Could ‘witch hunt’ Mueller report turn into Trump victory?
Mueller’s brief was to probe extraordinary allegations that Donald Trump and his 2016 election campaign were in league with Russian agents and that Trump sought to obstruct the investigation (Nicholas Kamm)
Washington (AFP) – Donald Trump says Robert Mueller ran a “witch hunt.” But what if the special prosecutor turned out to be a fairy godmother sprinkling magic dust on the president’s 2020 reelection bid?
With Mueller’s long-awaited report into Trump’s Russia links only delivered late Friday to Attorney General William Barr, there are still few clues as to the contents.
The stakes, though, are crystal clear.
Mueller’s brief was to probe extraordinary allegations that Trump and his 2016 election campaign were in league with Russian agents and that Trump sought to obstruct the investigation.
Democrats, who control the lower house of Congress, had already begun talking of impeachment.

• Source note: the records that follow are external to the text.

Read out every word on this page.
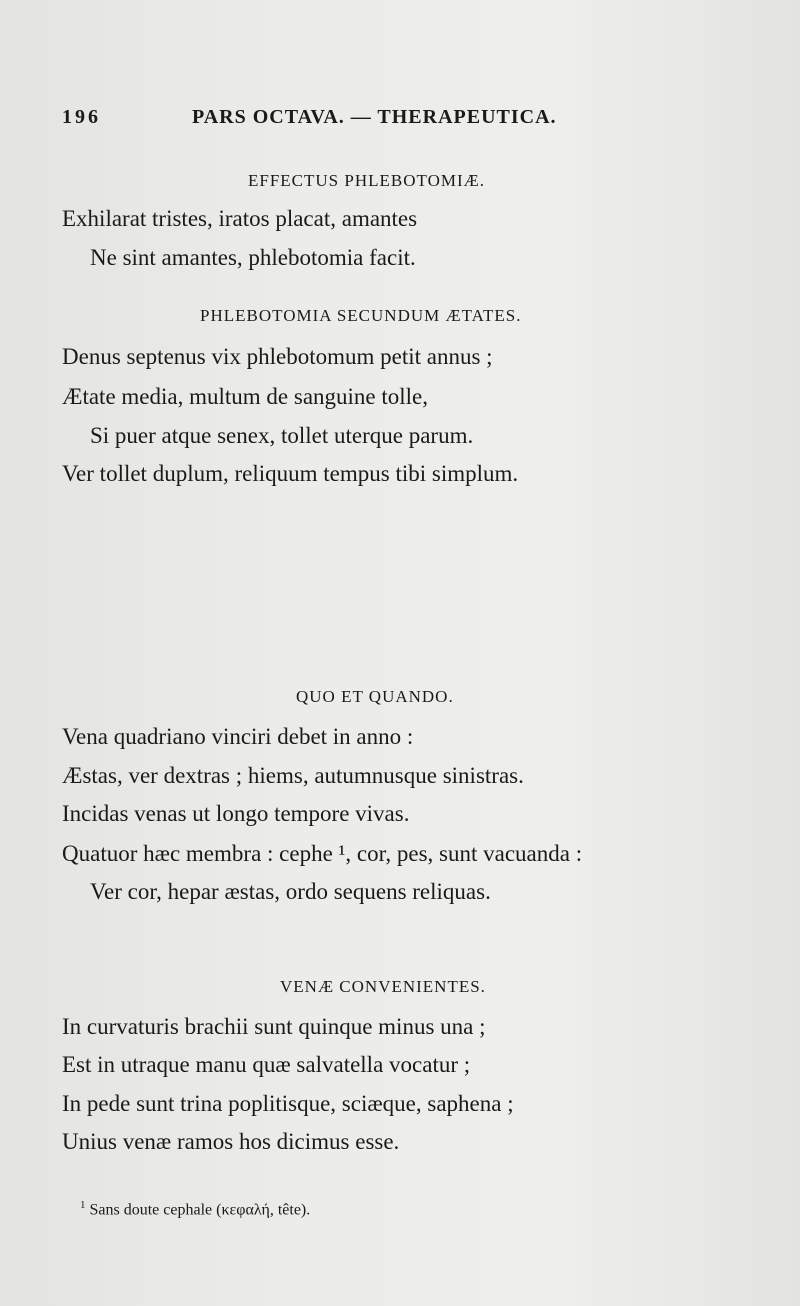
196	PARS OCTAVA. — THERAPEUTICA.
EFFECTUS PHLEBOTOMIÆ.
Exhilarat tristes, iratos placat, amantes
Ne sint amantes, phlebotomia facit.
PHLEBOTOMIA SECUNDUM ÆTATES.
Denus septenus vix phlebotomum petit annus ;
Ætate media, multum de sanguine tolle,
Si puer atque senex, tollet uterque parum.
Ver tollet duplum, reliquum tempus tibi simplum.
QUO ET QUANDO.
Vena quadriano vinciri debet in anno :
Æstas, ver dextras ; hiems, autumnusque sinistras.
Incidas venas ut longo tempore vivas.
Quatuor hæc membra : cephe ¹, cor, pes, sunt vacuanda :
Ver cor, hepar æstas, ordo sequens reliquas.
VENÆ CONVENIENTES.
In curvaturis brachii sunt quinque minus una ;
Est in utraque manu quæ salvatella vocatur ;
In pede sunt trina poplitisque, sciæque, saphena ;
Unius venæ ramos hos dicimus esse.
$^1$ Sans doute cephale (κεφαλή, tête).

But while a damning report could, in theory, signal Trump’s political death knell, a report that fails to land serious new blows could instead supercharge an angry presidential reelection campaign.

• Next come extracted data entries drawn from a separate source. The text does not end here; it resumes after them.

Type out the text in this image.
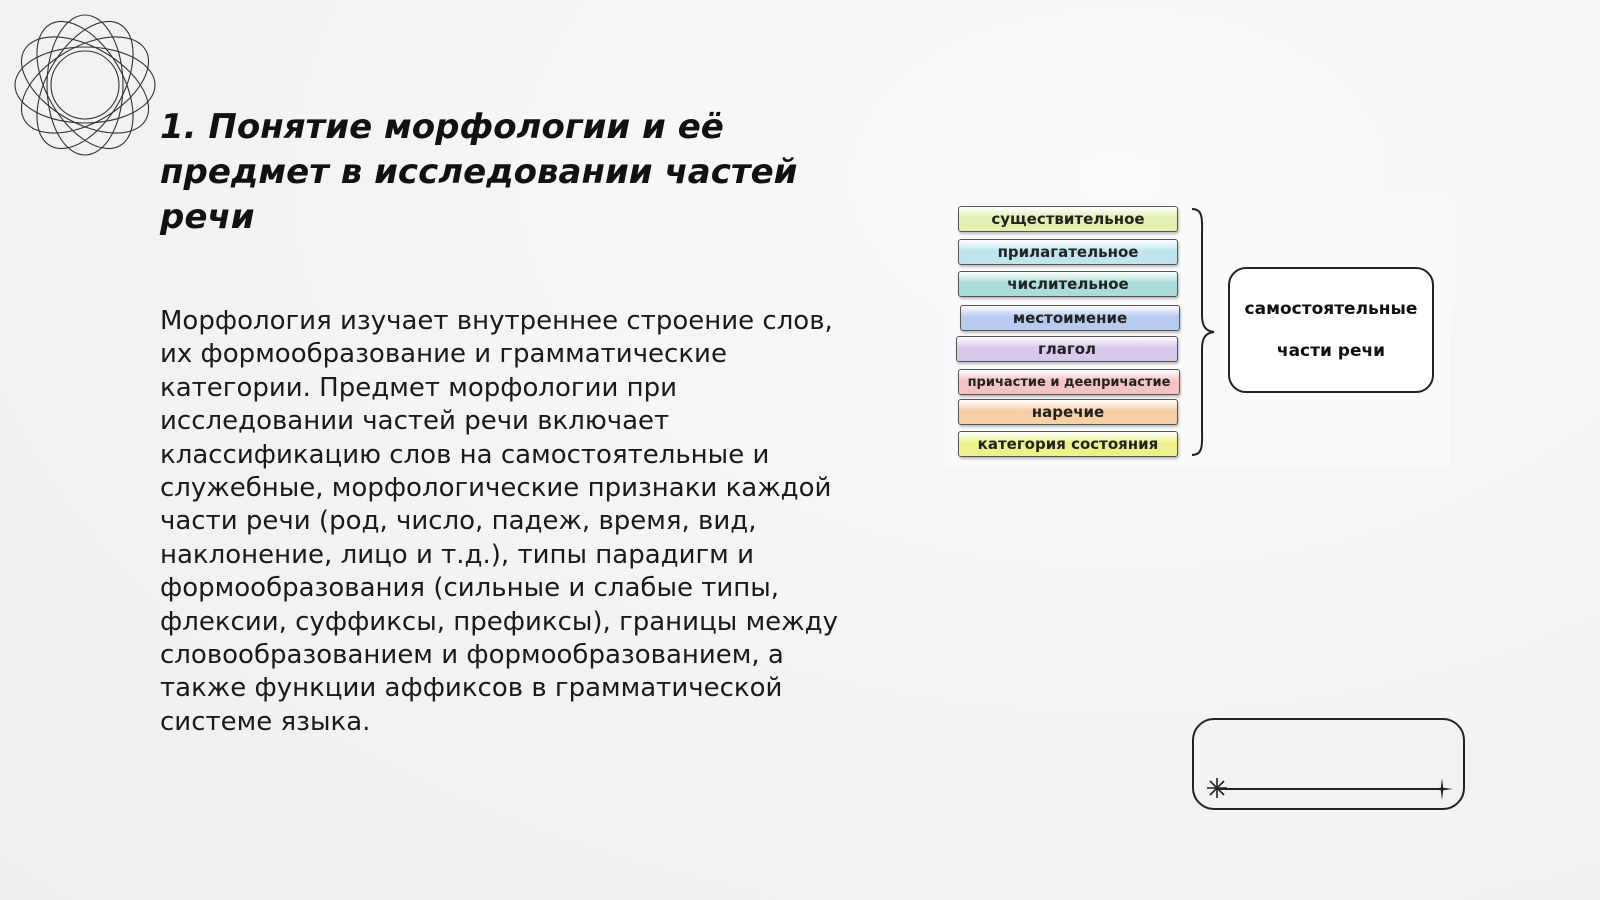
1. Понятие морфологии и её предмет в исследовании частей речи

Морфология изучает внутреннее строение слов, их формообразование и грамматические категории. Предмет морфологии при исследовании частей речи включает классификацию слов на самостоятельные и служебные, морфологические признаки каждой части речи (род, число, падеж, время, вид, наклонение, лицо и т.д.), типы парадигм и формообразования (сильные и слабые типы, флексии, суффиксы, префиксы), границы между словообразованием и формообразованием, а также функции аффиксов в грамматической системе языка.

существительное
прилагательное
числительное
местоимение
глагол
причастие и деепричастие
наречие
категория состояния
самостоятельные
части речи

And the very first signal coming out Friday pointed to the second scenario.
This was the fact that in handing over his report, Mueller indicated that he did not want any more indictments.
Over the course of the last two years, Mueller had already charged 34 individuals, including six former Trump associates.
But speculation had been rife that he might go deeper into the president’s circle, snaring even son-in-law Jared Kushner and son Donald Trump Jr. Now it appears they will be able to enjoy their weekend.
Certainly the White House’s first reaction, minutes after the report dropped, sounded calm.
Down at Trump’s Florida golf resort Mar-a-Lago, where he flew earlier Friday, officials said the president would have no more events open to journalists, reversing an earlier indication of possible movements.
“The next steps are up to Attorney General Barr and we look forward to the process taking its course,” Trump spokeswoman Sarah Sanders said.
– Battle over message –
Barr says that he could send Congress a summary, or “principal conclusions,” as early as this weekend.
The real battle will be over demands from Congress — and from the wider public — to be given both the entire report, as well as the underlying legal documents.
This is because even though Mueller may not have landed a killer blow, through lack of evidence, Democrats believe his findings will fuel their own more politicized probes.
Adam Schiff, the intelligence committee chairman in the House, said on CNN that he still intends to pursue “whether the president and others around him were acting as agents of a foreign power.”
Democrats are especially keen that legislators be allowed to peruse the report before the White House.
They know that as soon as Trump gets hold of a copy he will use his formidable online presence to shape public perceptions of what the report says.
Trump has boasted several times this week about having more than 100 million followers on various platforms, principally on Twitter, and throughout the Mueller drama he has used that bullhorn to paint himself as victim of a political vendetta.
“Witch hunt,” “hoax,” he says constantly.
“Drug Dealers and Human Traffickers are treated better,” he tweeted when one associate was arrested.
And even if the Mueller report is damning, even if it leads to further peril, Trump will likely interpret the lack of an actual smoking gun as total vindication.
That would be just the gift he needed to rally his right-wing base, saying that he’d been right all along.